(dernier éditorial d'Informations Ouvrières a écrit :Un pas de trop
« Il serait dommage qu’un homme comme Besancenot ne puisse pas participer à la compétition présidentielle (…). Je me battrai pour que M. Besancenot, comme M. Le Pen, puissent défendre (leurs idées — NDLR). »
Ainsi s’est exprimé, lundi 5 mars, sur France 3, le ministre de l’Intérieur, dont l’AFP précise « qu’il “se battrait” pour que (…) Olivier Besancenot et Jean-Marie Le Pen aient leurs parrainages et puissent se présenter. »
Le même jour, les porte-parole de l’UMP ont, selon le journal Le Figaro, « cité comme “légitimes” les candidatures de Dominique Voynet, Olivier Besancenot, Corinne Lepage, José Bové ».
Nous avons déjà, dans ces colonnes, à de nombreuses reprises, dénoncé le caractère antidémocratique des institutions de la Ve République , devenues, depuis Maastricht, institutions subsidiaires de l’Union européenne.
La contrainte des 500 parrainages de maires pour une candidature à l’élection présidentielle, avec tout ce que cela implique de pressions, de chantages aux subventions, etc., s’inscrit dans ce cadre antidémocratique.
Au moins, les apparences étaient-elles sauves quant à l’égalité supposée des candidats à la candidature. Certes, certains disposent d’un large accès aux médias, tandis que d’autres, comme Gérard Schivardi, en sont presque systématiquement écartés. Cependant, en apparence du moins, tous pouvaient sembler à égalité de droit dans la recherche des parrainages.
Le doute a commencé de s’instiller avec force quand, le vendredi 23 février, le journal Le Figaro publiait la photo de 14 candidats dont, à son avis, il aurait été incompréhensible qu’ils n’obtiennent pas leurs parrainages. Le même quotidien publiait en « une » un sondage selon lequel « une majorité de Français jugerait “anormal” que Le Pen, Villiers, Besancenot et Voynet ne puissent se présenter à l’élection présidentielle » et une interview du ministre Hortefeux, adjoint de M. Sarkozy, incitant les maires à parrainer « les petits candidats », soulignant que « parrainer n’est pas soutenir ».

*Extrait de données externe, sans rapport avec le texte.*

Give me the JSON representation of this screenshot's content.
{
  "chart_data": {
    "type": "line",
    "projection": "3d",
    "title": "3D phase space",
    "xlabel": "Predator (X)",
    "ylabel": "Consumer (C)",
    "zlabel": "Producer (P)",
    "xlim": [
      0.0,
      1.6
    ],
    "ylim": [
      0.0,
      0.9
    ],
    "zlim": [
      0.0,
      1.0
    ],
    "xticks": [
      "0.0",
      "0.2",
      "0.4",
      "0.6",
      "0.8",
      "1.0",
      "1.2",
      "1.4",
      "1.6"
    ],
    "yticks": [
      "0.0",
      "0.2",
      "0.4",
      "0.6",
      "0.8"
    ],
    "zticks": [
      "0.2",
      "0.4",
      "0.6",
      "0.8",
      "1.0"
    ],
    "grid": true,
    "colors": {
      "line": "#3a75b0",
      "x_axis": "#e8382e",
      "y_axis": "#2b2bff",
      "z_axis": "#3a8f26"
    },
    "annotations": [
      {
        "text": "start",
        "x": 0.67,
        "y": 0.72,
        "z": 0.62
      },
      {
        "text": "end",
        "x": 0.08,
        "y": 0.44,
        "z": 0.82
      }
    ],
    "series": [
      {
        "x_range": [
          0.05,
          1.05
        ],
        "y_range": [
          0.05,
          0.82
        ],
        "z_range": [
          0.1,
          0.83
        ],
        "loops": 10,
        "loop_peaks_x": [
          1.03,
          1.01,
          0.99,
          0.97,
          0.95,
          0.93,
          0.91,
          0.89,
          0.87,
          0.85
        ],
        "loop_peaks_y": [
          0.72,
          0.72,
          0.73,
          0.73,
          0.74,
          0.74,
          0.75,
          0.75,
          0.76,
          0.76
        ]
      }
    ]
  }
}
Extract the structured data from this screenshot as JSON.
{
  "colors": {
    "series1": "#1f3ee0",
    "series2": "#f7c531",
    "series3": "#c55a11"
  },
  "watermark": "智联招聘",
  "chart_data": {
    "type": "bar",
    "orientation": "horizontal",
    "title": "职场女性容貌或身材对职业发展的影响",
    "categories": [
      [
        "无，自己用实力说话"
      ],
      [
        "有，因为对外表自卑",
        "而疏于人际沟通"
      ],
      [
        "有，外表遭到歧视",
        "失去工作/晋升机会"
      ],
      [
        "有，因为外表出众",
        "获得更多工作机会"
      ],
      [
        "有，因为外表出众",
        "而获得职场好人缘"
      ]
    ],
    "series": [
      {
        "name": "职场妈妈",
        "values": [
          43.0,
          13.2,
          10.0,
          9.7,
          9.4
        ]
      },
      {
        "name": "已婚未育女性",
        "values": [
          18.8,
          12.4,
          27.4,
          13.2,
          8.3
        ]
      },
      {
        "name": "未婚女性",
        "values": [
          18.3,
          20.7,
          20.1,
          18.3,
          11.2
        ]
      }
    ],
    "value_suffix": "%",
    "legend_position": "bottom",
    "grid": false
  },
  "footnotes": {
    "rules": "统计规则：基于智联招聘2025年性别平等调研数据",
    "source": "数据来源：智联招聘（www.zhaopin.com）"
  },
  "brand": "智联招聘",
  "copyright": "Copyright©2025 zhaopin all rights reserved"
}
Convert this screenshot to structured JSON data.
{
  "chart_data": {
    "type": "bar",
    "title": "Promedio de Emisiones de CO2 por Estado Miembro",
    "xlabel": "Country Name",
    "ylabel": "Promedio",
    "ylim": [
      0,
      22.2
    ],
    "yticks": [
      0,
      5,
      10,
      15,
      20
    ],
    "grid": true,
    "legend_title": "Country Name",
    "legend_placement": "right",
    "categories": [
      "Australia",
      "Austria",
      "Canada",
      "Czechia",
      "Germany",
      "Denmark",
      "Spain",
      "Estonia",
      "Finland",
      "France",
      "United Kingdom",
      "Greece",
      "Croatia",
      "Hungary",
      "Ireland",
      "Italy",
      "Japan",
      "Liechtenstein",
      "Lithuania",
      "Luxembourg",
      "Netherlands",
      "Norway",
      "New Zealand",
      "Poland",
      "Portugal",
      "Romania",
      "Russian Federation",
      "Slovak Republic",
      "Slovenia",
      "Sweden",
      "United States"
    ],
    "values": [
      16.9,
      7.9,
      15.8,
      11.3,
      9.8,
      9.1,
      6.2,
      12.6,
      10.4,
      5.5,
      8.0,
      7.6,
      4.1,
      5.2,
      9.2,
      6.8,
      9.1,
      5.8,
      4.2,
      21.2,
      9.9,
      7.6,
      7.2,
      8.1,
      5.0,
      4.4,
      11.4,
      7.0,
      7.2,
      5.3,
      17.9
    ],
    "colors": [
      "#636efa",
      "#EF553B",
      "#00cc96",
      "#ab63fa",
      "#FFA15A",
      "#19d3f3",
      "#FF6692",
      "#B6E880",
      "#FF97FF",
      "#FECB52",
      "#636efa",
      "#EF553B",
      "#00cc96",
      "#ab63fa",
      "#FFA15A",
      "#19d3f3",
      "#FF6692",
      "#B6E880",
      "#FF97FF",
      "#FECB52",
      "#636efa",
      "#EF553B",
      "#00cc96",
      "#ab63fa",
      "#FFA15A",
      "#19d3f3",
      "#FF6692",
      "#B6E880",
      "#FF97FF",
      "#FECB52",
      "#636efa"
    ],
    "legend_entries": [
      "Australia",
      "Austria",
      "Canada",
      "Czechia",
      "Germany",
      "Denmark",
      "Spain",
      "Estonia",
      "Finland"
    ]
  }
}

De toute évidence, ce mode, suggestif ou incitatif, ne s’est pas révélé suffisant. On est donc passé, avec la déclaration du 5 mars, à un stade supérieur de ce qu’il faut bien appeler la caporalisation de la vie politique.
Il faut, à notre connaissance, remonter jusqu’à Napoléon III, pour voir un ministre de l’Intérieur décréter qui sont les candidats « légitimes » et ceux qui ne le sont pas.
On peut, bien sûr, s’interroger sur les raisons du choix ministériel.
Ainsi, l’absence de Gérard Schivardi dans la liste des candidats « légitimes » du ministère de l’Intérieur ne saurait surprendre.
Cela a-t-il un rapport avec sa position en faveur de la rupture avec l’Union européenne ?
La question mérite d’être posée, d’autant que l’Union européenne elle-même préconise la constitution de partis européens, avec, comme condition, la défense des institutions de l’Union européenne.
Quant aux candidats qui figurent sur la liste de M. Sarkozy, il leur revient de réfléchir eux-mêmes sur ce qui leur vaut cet insigne honneur.
Il n’en reste pas moins que le ministre de l’Intérieur franchit ici un nouveau pas dans la remise en cause de la démocratie politique. Cette dernière suppose la liberté des partis politiques de s’organiser et de concourir librement aux élections, comme elle suppose la liberté des organisations syndicales, sur le plan qui est le leur, de revendiquer librement.
Ce sont ces piliers de la démocratie politique et sociale que l’Union européenne tend en permanence à remettre en cause.
La déclaration du ministre de l’Intérieur ce 5 mars constitue, après d’autres précédents, un pas supplémentaire, un pas de trop, dans cette direction anti-démocratique.
Pour notre part, Parti des travailleurs, qui avons inscrit la défense et la reconquête de la démocratie politique et sociale au cœur de notre plateforme d’action politique, il nous faut en tirer une conclusion : c’est l’action consciente et organisée de chaque adhérent, gagnant de nouveaux membres au Parti des travailleurs, diffusant Informations ouvrières, organisant les campagnes du parti, qui constitue la réponse la plus appropriée à ces nuages sombres qui s’amoncellent au-dessus de nos têtes.
Quant à notre ami Gérard Schivardi, candidat des maires, soutenu par le Parti des travailleurs, il déposera ses 500 parrainages en temps et en heure au Conseil constitutionnel.